In a bid to monetize its user-friendly but financially dragging giant, Sina recently imbued its Weibo microblogging platform with its own currency — the weibi — and games. But are these games actually any good? I dove into a few of them to find out. This is the fifth in a series of reviews of Sina Weibo games.
Little Amusement Park is the worst amusement park simulator ever.
Perhaps I should explain. Basically, this game follows the same basic path of games like WeiCity and Ha Ha Market, where you create a small community and then try to make money off it while insufferably upbeat music loops in the background.

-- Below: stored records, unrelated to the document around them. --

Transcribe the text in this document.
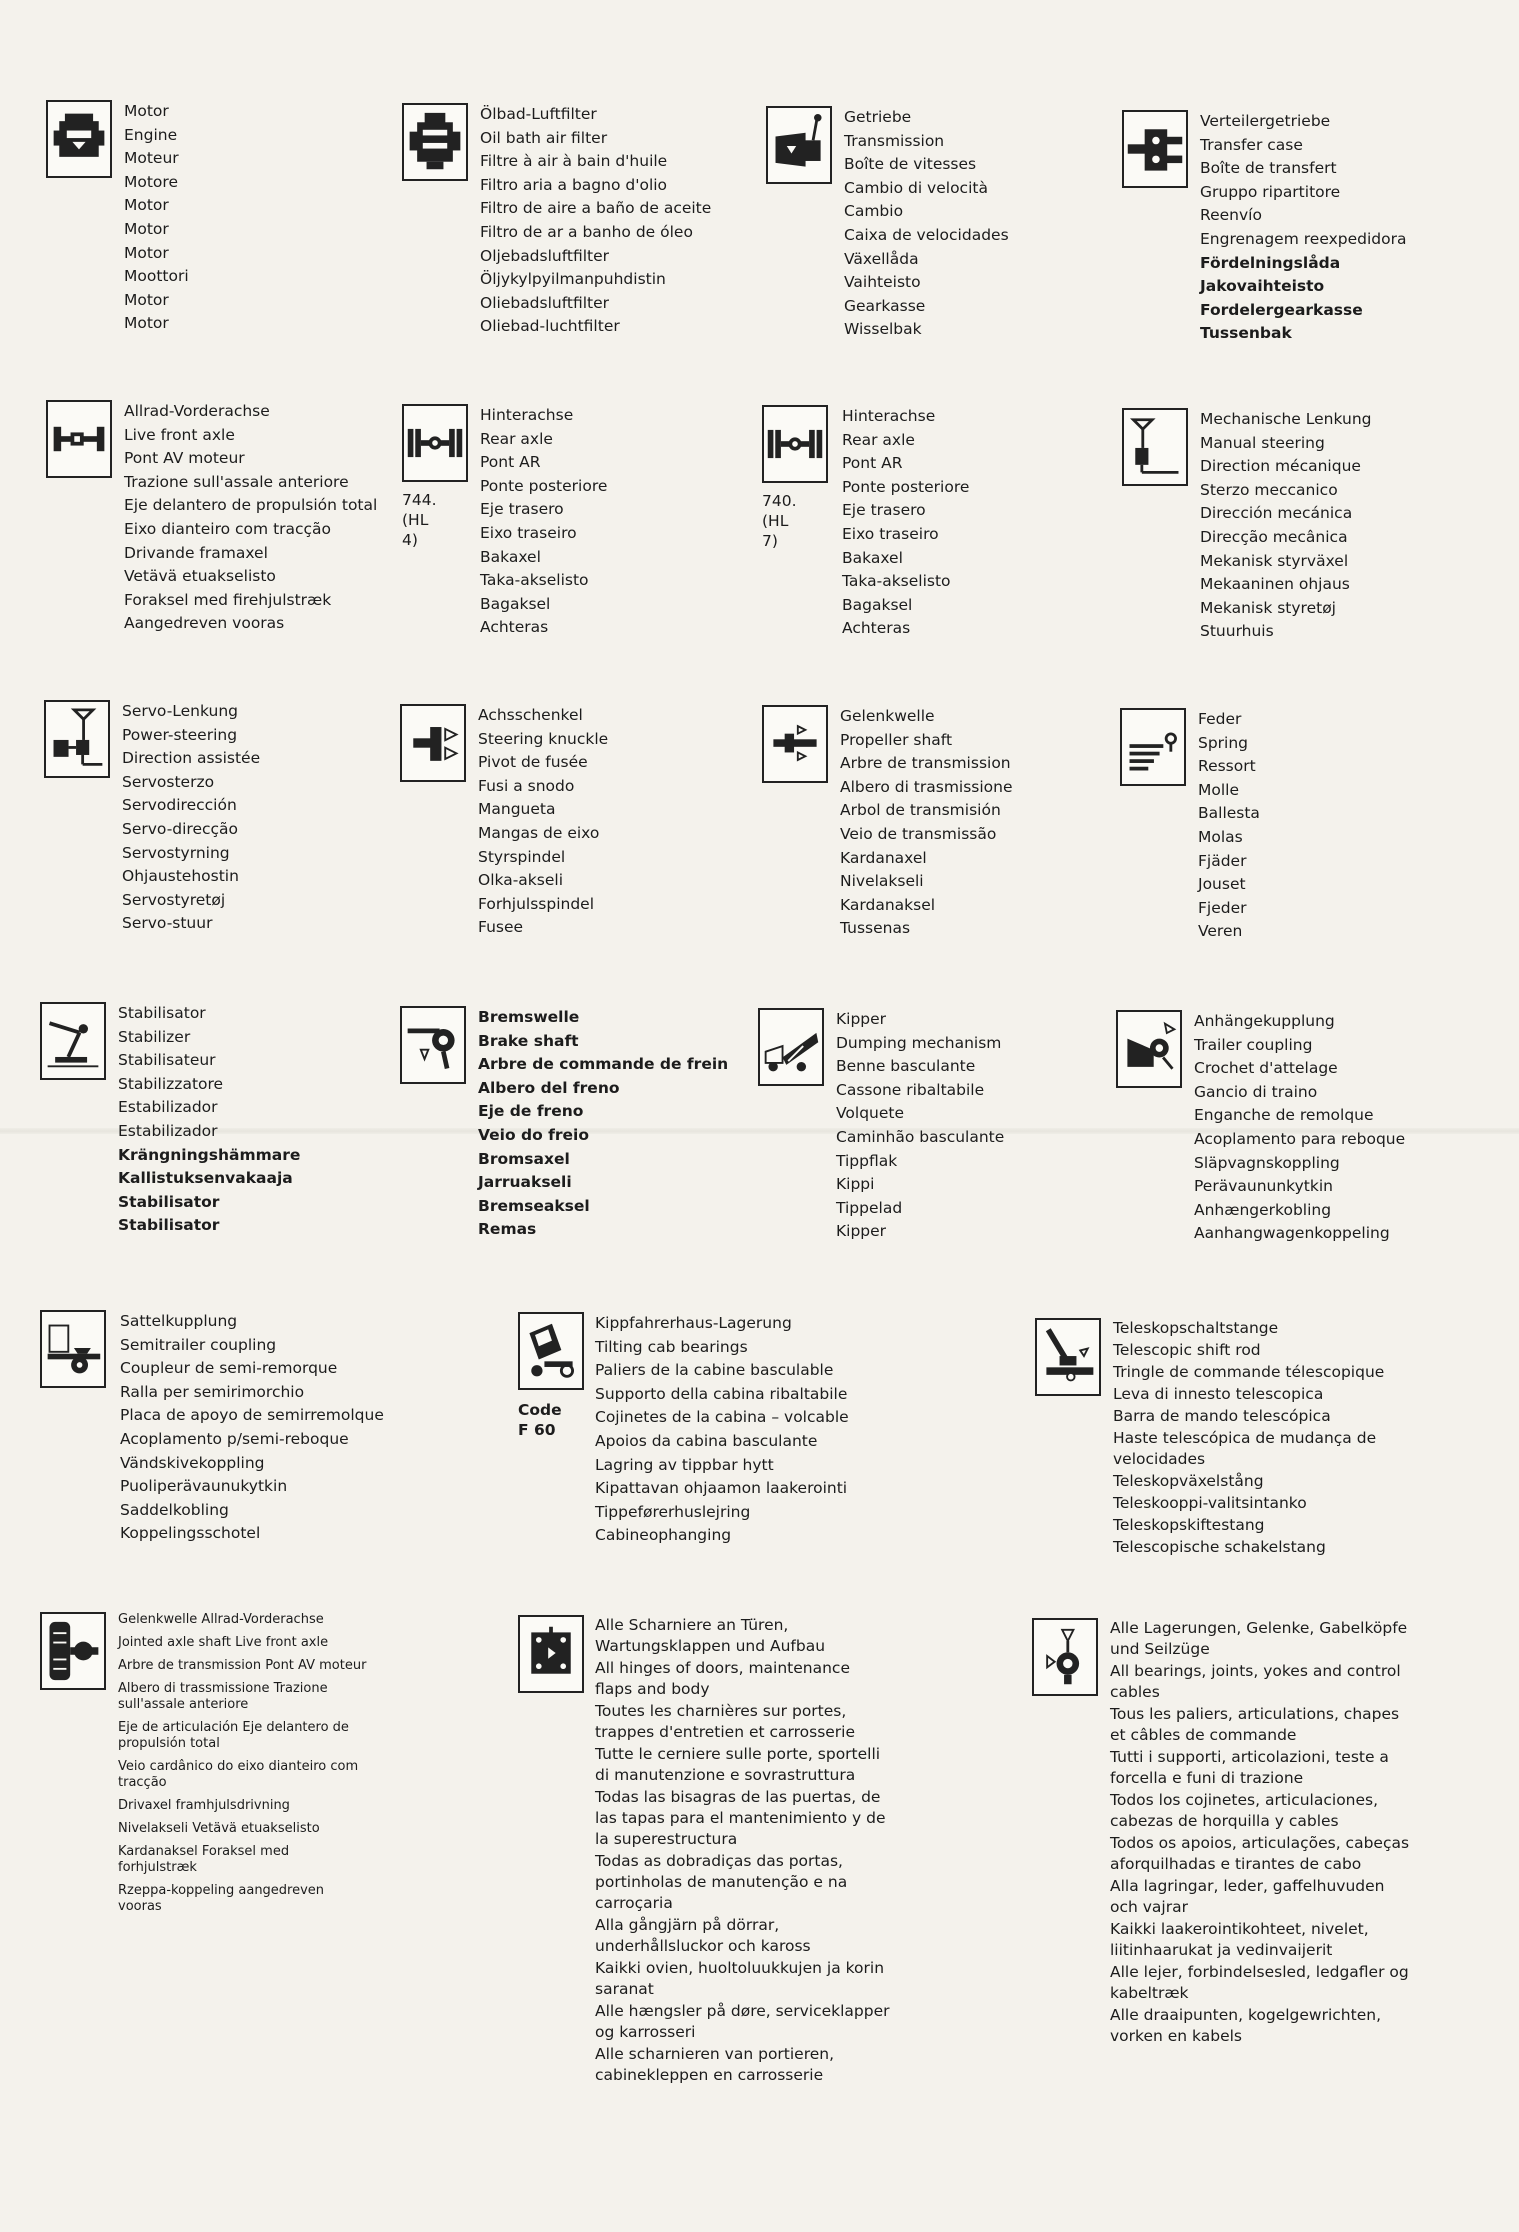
Motor
Engine
Moteur
Motore
Motor
Motor
Motor
Moottori
Motor
Motor
Ölbad-Luftfilter
Oil bath air filter
Filtre à air à bain d'huile
Filtro aria a bagno d'olio
Filtro de aire a baño de aceite
Filtro de ar a banho de óleo
Oljebadsluftfilter
Öljykylpyilmanpuhdistin
Oliebadsluftfilter
Oliebad-luchtfilter
Getriebe
Transmission
Boîte de vitesses
Cambio di velocità
Cambio
Caixa de velocidades
Växellåda
Vaihteisto
Gearkasse
Wisselbak
Verteilergetriebe
Transfer case
Boîte de transfert
Gruppo ripartitore
Reenvío
Engrenagem reexpedidora
Fördelningslåda
Jakovaihteisto
Fordelergearkasse
Tussenbak
Allrad-Vorderachse
Live front axle
Pont AV moteur
Trazione sull'assale anteriore
Eje delantero de propulsión total
Eixo dianteiro com tracção
Drivande framaxel
Vetävä etuakselisto
Foraksel med firehjulstræk
Aangedreven vooras
744.
(HL 4)
Hinterachse
Rear axle
Pont AR
Ponte posteriore
Eje trasero
Eixo traseiro
Bakaxel
Taka-akselisto
Bagaksel
Achteras
740.
(HL 7)
Hinterachse
Rear axle
Pont AR
Ponte posteriore
Eje trasero
Eixo traseiro
Bakaxel
Taka-akselisto
Bagaksel
Achteras
Mechanische Lenkung
Manual steering
Direction mécanique
Sterzo meccanico
Dirección mecánica
Direcção mecânica
Mekanisk styrväxel
Mekaaninen ohjaus
Mekanisk styretøj
Stuurhuis
Servo-Lenkung
Power-steering
Direction assistée
Servosterzo
Servodirección
Servo-direcção
Servostyrning
Ohjaustehostin
Servostyretøj
Servo-stuur
Achsschenkel
Steering knuckle
Pivot de fusée
Fusi a snodo
Mangueta
Mangas de eixo
Styrspindel
Olka-akseli
Forhjulsspindel
Fusee
Gelenkwelle
Propeller shaft
Arbre de transmission
Albero di trasmissione
Arbol de transmisión
Veio de transmissão
Kardanaxel
Nivelakseli
Kardanaksel
Tussenas
Feder
Spring
Ressort
Molle
Ballesta
Molas
Fjäder
Jouset
Fjeder
Veren
Stabilisator
Stabilizer
Stabilisateur
Stabilizzatore
Estabilizador
Estabilizador
Krängningshämmare
Kallistuksenvakaaja
Stabilisator
Stabilisator
Bremswelle
Brake shaft
Arbre de commande de frein
Albero del freno
Eje de freno
Veio do freio
Bromsaxel
Jarruakseli
Bremseaksel
Remas
Kipper
Dumping mechanism
Benne basculante
Cassone ribaltabile
Volquete
Caminhão basculante
Tippflak
Kippi
Tippelad
Kipper
Anhängekupplung
Trailer coupling
Crochet d'attelage
Gancio di traino
Enganche de remolque
Acoplamento para reboque
Släpvagnskoppling
Perävaununkytkin
Anhængerkobling
Aanhangwagenkoppeling
Sattelkupplung
Semitrailer coupling
Coupleur de semi-remorque
Ralla per semirimorchio
Placa de apoyo de semirremolque
Acoplamento p/semi-reboque
Vändskivekoppling
Puoliperävaunukytkin
Saddelkobling
Koppelingsschotel
Code
F 60
Kippfahrerhaus-Lagerung
Tilting cab bearings
Paliers de la cabine basculable
Supporto della cabina ribaltabile
Cojinetes de la cabina – volcable
Apoios da cabina basculante
Lagring av tippbar hytt
Kipattavan ohjaamon laakerointi
Tippeførerhuslejring
Cabineophanging
Teleskopschaltstange
Telescopic shift rod
Tringle de commande télescopique
Leva di innesto telescopica
Barra de mando telescópica
Haste telescópica de mudança de velocidades
Teleskopväxelstång
Teleskooppi-valitsintanko
Teleskopskiftestang
Telescopische schakelstang
Gelenkwelle Allrad-Vorderachse
Jointed axle shaft Live front axle
Arbre de transmission Pont AV moteur
Albero di trassmissione Trazione sull'assale anteriore
Eje de articulación Eje delantero de propulsión total
Veio cardânico do eixo dianteiro com tracção
Drivaxel framhjulsdrivning
Nivelakseli Vetävä etuakselisto
Kardanaksel Foraksel med forhjulstræk
Rzeppa-koppeling aangedreven vooras
Alle Scharniere an Türen, Wartungsklappen und Aufbau
All hinges of doors, maintenance flaps and body
Toutes les charnières sur portes, trappes d'entretien et carrosserie
Tutte le cerniere sulle porte, sportelli di manutenzione e sovrastruttura
Todas las bisagras de las puertas, de las tapas para el mantenimiento y de la superestructura
Todas as dobradiças das portas, portinholas de manutenção e na carroçaria
Alla gångjärn på dörrar, underhållsluckor och kaross
Kaikki ovien, huoltoluukkujen ja korin saranat
Alle hængsler på døre, serviceklapper og karrosseri
Alle scharnieren van portieren, cabinekleppen en carrosserie
Alle Lagerungen, Gelenke, Gabelköpfe und Seilzüge
All bearings, joints, yokes and control cables
Tous les paliers, articulations, chapes et câbles de commande
Tutti i supporti, articolazioni, teste a forcella e funi di trazione
Todos los cojinetes, articulaciones, cabezas de horquilla y cables
Todos os apoios, articulações, cabeças aforquilhadas e tirantes de cabo
Alla lagringar, leder, gaffelhuvuden och vajrar
Kaikki laakerointikohteet, nivelet, liitinhaarukat ja vedinvaijerit
Alle lejer, forbindelsesled, ledgafler og kabeltræk
Alle draaipunten, kogelgewrichten, vorken en kabels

Little Amusement Park wants to be the Roller Coaster Tycoon to WeiCity‘s SimCity, and it fails just as badly as WeiCity does, but in a different way. Where WeiCity just begs you for money like a spoiled child or a gambling addict who is in debt to the mob, Little Amusement Park opts to waste your time in an even less productive way: by freezing.

Welcome to Amusement Park Hell
I’d like to describe how the game works, but I literally couldn’t even get through the tutorial. A significant percentage of my play time was spent staring at the screen above while the idiotic background music mocked me with its cutesy toots and bells. When that happened, I’d reload the game, getting a little further through the tutorial each time before accepting a “mission” gave me that screen, or some similar freeze, and I had to reload the page. Again.
Now, to be fair to the folks who made this game, sort of, I am using Google Chrome on a Mac to play. The game probably works OK if you’re using IE6 in Windows XP (a pretty popular combination in China). That said, every other game I’ve tested has worked fine on this exact same hardware and software. If they didn’t bother to test for it — or if I’m wrong and the game is buggy regardless of what browser you’re on — there’s really no excuse for that.
Having now looked at a bunch of these games, I also can’t help but think many of these developers have missed out on something very important for any successful new game: the hook. You’ve got to have something that gets the player’s attention when they first start and makes them want to keep playing. Bigger games (like console and PC games) often do this through introducing the story, smaller games (like browser and mobile games) often do this by introducing a simple core gameplay element. The absolute best games do both at once. What good games almost never do — and this is something that nearly all of these Weibo games do — is immediately dump you into the middle of a dry tutorial. Some games need a tutorial, sure, but give first-time players a taste of what they’re working towards first, or there’s no reason for them to bother with it.
In the case of Little Amusement Park, it was moderately fun to play during the moments when it wasn’t frozen. It felt an awful lot like WeiCity, but it didn’t beg me for money, so it might have been kind of fun once I escaped the tutorial. But of course, I never did.
Mostly though, it made me want to play Roller Coaster Tycoon again. I’m guessing that’s not what the devs were going for when the first set out to make this thing.